This parable of the Pharisee and the tax collector was a study of contrasts between the proud heart of the Pharisee and the meek heart of the tax collector.  Luke began with a summary statement about the condition of the Pharisee’s heart. They were confident of their own righteousness and looked down on everyone else (v. 9).  On the other hand, the tax collector referred to himself as a sinner (v. 13b).  The Pharisee’s prayer was nothing more than a boast about his perceived goodness.  His prayer was similar to a eulogy which he gave himself! The Pharisees’ works were substantial since the Law only required fasting once a year and tithing only upon crops and animals.  But his boastful prayer never made it up to heaven to the one who could answer it, though this man never actually asked for anything.  It was evident that the Pharisee believed that he obtained righteous standing with God through his religious works or perceived goodness.  The tax collector on the other hand perceived that righteousness came only through God’s power.  His prayer reflected a humble and contrite heart.  The deep contrast between the two men in the story illustrated the central truth of the parable.  God calls believers to be reconciled to Himself through humble acceptance of their sinful position before Him.  They are unable to earn their way to God, but must accept Jesus’ finished work on the cross in order to be found righteous before Him. 

One of the defining doctrines of the New Testament is justification by faith and not by works.  The topic of justification is found this in verse 14, “I tell you that this man, rather than the other, went home justified before God. For all those who exalt themselves will be humbled, and those who humble themselves will be exalted.”  The key word is “justified.” This word in the New Testament is a legal term that means “a declaration of one to be innocent or just.”  A way to remember the biblical application of the word “justified” is the phrase, “Just as if I’d never sinned.”  When a person is declared just in the eyes of God, they are considered righteous such that they don’t receive their rightful penalty for their sin.  The source of a believer’s righteousness is foreign, which means that it doesn’t come from any of their own works or self-perceived goodness.  God’s righteousness can only come through the gateway of faith in the finished work of Jesus Christ.  God has declared the universality of sin.  Paul said, “All have sinned and fallen short of the glory of God” (Romans 3:23).  He explained further in Romans that the proper payment for a life of sin was death, meaning eternal separation from God.  However, with this bad news he also brought good news, literally the word in the New Testament translated as “Gospel.”  “For the wages of sin is death, but the free gift of God is eternal life in Christ Jesus our Lord“ (Romans 6:23).  Paul explains that faith in Jesus is the mechanism through which the gift of eternal life is imparted to the believer.  “For by grace you have been saved through faith; and that not of yourselves, it is the gift of God; not as a result of works, that no one should boast” (Ephesians 2:8-9).  Good works are important in serving the Lord and provide evidence of salvation, but they are not the source of our justification.  Righteous standing before God can only be granted by the grace of God through faith in Jesus Christ.

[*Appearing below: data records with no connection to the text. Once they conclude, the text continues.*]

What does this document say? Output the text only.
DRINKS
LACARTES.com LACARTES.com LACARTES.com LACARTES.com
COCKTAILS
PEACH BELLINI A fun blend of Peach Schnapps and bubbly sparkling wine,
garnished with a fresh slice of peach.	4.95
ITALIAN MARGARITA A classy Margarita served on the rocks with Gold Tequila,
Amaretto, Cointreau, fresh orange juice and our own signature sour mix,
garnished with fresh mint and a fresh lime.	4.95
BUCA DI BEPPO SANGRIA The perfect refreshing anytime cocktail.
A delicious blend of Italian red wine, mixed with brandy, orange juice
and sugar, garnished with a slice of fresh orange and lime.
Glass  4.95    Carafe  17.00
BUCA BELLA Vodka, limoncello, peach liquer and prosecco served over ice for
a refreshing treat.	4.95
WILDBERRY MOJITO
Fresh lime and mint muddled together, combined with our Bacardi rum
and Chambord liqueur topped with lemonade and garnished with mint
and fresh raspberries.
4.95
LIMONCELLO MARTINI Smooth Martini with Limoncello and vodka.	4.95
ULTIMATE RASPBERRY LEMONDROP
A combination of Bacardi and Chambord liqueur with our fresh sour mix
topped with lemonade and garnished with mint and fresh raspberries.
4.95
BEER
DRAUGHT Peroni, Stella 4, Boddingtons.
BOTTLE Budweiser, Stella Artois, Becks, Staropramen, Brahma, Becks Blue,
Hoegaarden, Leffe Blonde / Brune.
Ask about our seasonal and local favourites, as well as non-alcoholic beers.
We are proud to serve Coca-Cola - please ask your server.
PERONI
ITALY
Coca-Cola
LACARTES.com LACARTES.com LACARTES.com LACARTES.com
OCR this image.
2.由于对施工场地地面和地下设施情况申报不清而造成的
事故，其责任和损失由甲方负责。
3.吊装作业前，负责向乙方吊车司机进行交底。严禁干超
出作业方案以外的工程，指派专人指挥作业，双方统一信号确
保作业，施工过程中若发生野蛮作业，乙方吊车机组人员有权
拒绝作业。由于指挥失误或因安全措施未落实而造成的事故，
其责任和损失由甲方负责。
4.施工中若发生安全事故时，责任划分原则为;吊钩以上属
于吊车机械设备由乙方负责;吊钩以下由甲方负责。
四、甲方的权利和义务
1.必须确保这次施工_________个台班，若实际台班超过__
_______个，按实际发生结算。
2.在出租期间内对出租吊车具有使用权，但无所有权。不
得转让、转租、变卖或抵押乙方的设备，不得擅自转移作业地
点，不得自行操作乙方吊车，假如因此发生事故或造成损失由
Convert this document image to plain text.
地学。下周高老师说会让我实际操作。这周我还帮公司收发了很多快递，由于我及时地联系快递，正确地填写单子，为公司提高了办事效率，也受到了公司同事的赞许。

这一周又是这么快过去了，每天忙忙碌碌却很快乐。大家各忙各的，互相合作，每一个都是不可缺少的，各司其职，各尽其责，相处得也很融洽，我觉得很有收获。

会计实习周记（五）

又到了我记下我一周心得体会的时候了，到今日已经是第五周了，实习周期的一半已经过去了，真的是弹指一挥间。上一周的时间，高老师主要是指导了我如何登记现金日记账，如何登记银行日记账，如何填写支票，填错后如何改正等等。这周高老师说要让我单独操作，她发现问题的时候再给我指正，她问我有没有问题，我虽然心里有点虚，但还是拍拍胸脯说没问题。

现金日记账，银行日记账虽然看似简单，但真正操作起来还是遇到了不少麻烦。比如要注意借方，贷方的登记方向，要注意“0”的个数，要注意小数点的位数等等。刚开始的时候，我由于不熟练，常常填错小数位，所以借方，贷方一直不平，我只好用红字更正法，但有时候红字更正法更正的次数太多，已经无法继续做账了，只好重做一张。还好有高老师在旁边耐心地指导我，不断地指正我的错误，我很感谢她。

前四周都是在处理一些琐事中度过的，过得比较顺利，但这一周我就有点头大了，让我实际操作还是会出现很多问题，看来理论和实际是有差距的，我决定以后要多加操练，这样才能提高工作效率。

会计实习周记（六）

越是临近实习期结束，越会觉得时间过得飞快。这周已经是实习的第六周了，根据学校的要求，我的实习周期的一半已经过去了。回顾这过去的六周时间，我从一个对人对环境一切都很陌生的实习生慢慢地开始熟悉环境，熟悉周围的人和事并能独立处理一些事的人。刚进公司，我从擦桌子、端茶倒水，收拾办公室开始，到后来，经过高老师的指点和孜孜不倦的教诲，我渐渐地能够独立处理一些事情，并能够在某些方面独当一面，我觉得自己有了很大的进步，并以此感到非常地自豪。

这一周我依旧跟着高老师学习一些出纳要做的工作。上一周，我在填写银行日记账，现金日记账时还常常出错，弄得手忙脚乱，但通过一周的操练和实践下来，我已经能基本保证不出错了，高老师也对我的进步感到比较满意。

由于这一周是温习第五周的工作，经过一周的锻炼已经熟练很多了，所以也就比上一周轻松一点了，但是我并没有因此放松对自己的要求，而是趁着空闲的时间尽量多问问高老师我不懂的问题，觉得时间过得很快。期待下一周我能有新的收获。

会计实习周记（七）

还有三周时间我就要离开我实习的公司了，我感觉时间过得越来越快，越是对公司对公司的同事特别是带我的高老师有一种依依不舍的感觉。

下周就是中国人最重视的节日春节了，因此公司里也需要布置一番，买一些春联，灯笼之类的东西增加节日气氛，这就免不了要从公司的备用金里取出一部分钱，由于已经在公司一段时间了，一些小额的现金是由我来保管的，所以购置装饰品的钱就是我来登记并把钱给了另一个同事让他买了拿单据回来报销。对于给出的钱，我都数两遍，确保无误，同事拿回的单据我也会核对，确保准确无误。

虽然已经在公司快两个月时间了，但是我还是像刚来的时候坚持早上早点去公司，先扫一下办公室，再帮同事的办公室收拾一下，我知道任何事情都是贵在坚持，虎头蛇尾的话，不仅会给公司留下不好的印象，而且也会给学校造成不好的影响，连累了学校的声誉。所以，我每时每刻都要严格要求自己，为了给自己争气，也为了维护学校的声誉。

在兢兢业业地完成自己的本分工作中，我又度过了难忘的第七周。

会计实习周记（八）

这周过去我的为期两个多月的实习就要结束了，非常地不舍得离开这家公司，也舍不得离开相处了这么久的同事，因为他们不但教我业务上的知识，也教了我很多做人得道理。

Some questions may arise after this very brief study of justification.  Some may ask, “Can we just keep on sinning since we believe and are going to heaven?”  Paul answered quite succinctly in the Book of Romans.  “1 What shall we say, then? Shall we go on sinning so that grace may increase?  2 By no means! We died to sin; how can we live in it any longer?” (6:1-2). What about the role of works in our salvation? The Scripture is very clear that we cannot earn our salvation through our works, but works are very important because it’s the method through which we serve the Lord Jesus. Finally, others may inquire, can we know that we have received salvation through faith in Jesus, isn’t that being presumptuous?  The Disciple John said, “I write these things to you who believe in the name of the Son of God so that you may know that you have eternal life” (1 John 5:13, emphasis added).  Yes, you can know that you have received salvation.  The Holy Spirit testifies to this fact.  Paul said in Romans, “For you did not receive a spirit that makes you a slave again to fear, but you received the Spirit of sonship. And by him we cry, ‘Abba, Father.’ 16 The Spirit himself testifies with our spirit that we are God’s children” (8:15-16).  Having questions is normal and reveals that a person is really seeking the truth of Scripture.  Paul said about this, “Examine yourselves to see whether you are in the faith; test yourselves. Do you not realize that Christ Jesus is in you–unless, of course, you fail the test?” (1 Corinthians 13:5).

Reflection Questions

1. Justification through faith in God’s grace is an important concept. Summarize your understanding of what justification means, why it is necessary for salvation and how one can be assured of their just standing before the LORD.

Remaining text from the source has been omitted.